Engineering Life
Written for Spring 2012 issue of I, Science magazine.
In May 2010, the J Craig Venter Institute held a press conference to announce the creation of a synthetic bacterial species. After 15 years of work, Craig Venter’s team, led by Nobel laureate Hamilton Smith, managed to synthesise the entire genome of a bacterium and insert it into a recipient cell. “This is the first self-replicating species we’ve had on the planet whose parent is a computer”, said Venter. “It’s also the first species to have its own website encoded in its genetic code.”
When Venter had described the sequence of technical breakthroughs leading to this result – transplanting a chromosome from one bacterium to another, synthesising the Mycoplasma genitalium genome, growing artificial chromosomes in yeast, adding ‘watermarks’ such as a web address to synthetic DNA to make it distinguishable from naturally-contaminated DNA – there was a single question from the crowd of reporters. “Could you explain, in laymen’s terms, how significant a breakthrough this is?”
It’s a question I put to Dr Tom Ellis, a synthetic biologist from Imperial College London’s Department of Bioengineering. For him, biological science and biotechnology are turning into an information science. “Think of the human genome as a vast amount of data”, he says. “Now we’re sequencing the genome of a new organism almost every day.” Admittedly, these are mostly bacteria with relatively small genomes, but the amount of data appearing is still staggering. “Biology is now an information-rich subject”, says Ellis. “Really information rich.”
Unsurprisingly, the common analogy is one of computation. “One of the major tenets of synthetic genomics”, says Smith in Creating Synthetic Life, a documentary made for the Discovery Channel, “is that the genome, the chromosome of the cell, is the software – the operating system of the cell – and the cytoplasm is simply the hardware that allows a genome to express itself.” The computational analogy can only be pushed so far, since DNA itself – the software – is physical: “You’ve got an operating system which is also part of the hardware”, Ellis notes. But it’s compelling, nonetheless.
“Synthetic biology is building new subroutines to run on the operating system”, he says. Slightly adapting Smith’s metaphor, we can put these subroutines in a more familiar context by thinking of them as apps, with the cell as a phone and the genome as an operating system such as iOS or Android. These apps are currently modest constructions, but researchers are “building up to entire programs that you can load and even subroutines that can then be engineered to run within those programs”, he says. “We’re getting up to that sort of complexity now.”
“The majority of synthetic biologists are working on the design of effectively small software apps that will boot up and run within the genome”, says Ellis. “What Venter showed is that all the materials are there to be able to write the entire operating system.” But, importantly, he didn’t rewrite it from scratch. Imagine a hacker copies the code for an operating system and adds something at the end – perhaps just a comment with her name. “That’s what Venter’s done – copied the entire genome and in just a few places put watermarks to say this isn’t the original one, this is the one with our change”, he says. “Do they understand the program, the operating system? Not really. Not yet. But they want to.”

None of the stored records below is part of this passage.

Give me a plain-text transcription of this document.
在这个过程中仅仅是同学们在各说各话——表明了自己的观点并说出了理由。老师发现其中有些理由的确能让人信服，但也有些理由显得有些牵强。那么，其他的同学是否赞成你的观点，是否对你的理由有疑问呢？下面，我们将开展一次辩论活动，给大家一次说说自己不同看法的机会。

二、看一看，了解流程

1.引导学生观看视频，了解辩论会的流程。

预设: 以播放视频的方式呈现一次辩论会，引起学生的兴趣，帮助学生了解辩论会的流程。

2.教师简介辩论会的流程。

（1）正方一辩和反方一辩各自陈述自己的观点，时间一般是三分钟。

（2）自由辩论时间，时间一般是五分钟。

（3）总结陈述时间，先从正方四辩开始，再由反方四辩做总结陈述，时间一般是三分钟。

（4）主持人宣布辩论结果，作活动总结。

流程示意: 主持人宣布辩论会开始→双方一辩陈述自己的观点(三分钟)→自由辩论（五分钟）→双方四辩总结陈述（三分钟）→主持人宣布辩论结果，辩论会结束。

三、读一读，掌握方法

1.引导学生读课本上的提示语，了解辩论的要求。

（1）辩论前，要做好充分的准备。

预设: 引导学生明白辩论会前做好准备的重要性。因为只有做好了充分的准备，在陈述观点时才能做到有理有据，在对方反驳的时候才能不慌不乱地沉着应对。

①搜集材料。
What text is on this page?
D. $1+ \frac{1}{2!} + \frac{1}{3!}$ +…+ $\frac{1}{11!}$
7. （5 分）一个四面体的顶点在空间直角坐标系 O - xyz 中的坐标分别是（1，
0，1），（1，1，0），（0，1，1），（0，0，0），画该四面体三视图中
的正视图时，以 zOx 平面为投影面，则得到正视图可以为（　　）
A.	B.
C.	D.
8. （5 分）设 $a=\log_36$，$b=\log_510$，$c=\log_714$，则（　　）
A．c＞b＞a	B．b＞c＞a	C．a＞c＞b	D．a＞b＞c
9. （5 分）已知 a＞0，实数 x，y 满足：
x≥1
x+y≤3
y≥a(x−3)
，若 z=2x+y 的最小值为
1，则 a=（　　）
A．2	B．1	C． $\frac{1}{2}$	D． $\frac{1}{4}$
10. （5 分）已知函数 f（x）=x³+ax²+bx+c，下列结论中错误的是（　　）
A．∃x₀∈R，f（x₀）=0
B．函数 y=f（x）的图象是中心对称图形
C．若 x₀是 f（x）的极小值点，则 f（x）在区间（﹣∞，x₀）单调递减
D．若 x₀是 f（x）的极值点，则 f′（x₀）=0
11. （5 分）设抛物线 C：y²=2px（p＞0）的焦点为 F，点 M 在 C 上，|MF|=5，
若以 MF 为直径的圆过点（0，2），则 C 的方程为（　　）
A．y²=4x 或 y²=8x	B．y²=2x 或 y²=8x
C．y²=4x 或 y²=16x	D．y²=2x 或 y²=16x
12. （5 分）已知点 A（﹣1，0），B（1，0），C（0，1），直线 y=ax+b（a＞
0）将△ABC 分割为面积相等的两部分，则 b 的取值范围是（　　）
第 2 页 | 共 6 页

Many institutions are working towards standardisation – in terms of data, how specific biological parts should be defined, and how parts are measured – that will bring an even greater level of engineering maturity to the field. “At the moment the computing analogies function to galvanise people into action,” says Dr Darren Nesbeth of University College London’s Biochemical Engineering Department. “Right now, most biological labs in the world pretty much do things in a bespoke manner. If people constructed biological devices using the same standardised language, then there are benefits to that in terms of what people can do.”
Standardisation will further support the establishment of repositories of biological components such as the BioBricks Foundation, which maintains a catalogue of parts and devices. “Hopefully, we’ll get to the stage where you can have an algorithm which tells you all of the rules for where things should go if you build up an entire genome from scratch”, Ellis says. “And then from that point, someone like Venter could sit down with the parts list he wants and create a cell that had a completely synthesised genome based just on parts.”
“The actual definition of synthetic biology is quite hard to pin down”, he tells me. “But the simplest way you could put it is that it’s about applying engineering principles to biology.” The more I think about what this prosaic statement actually means, the more I’m struck by its audacity.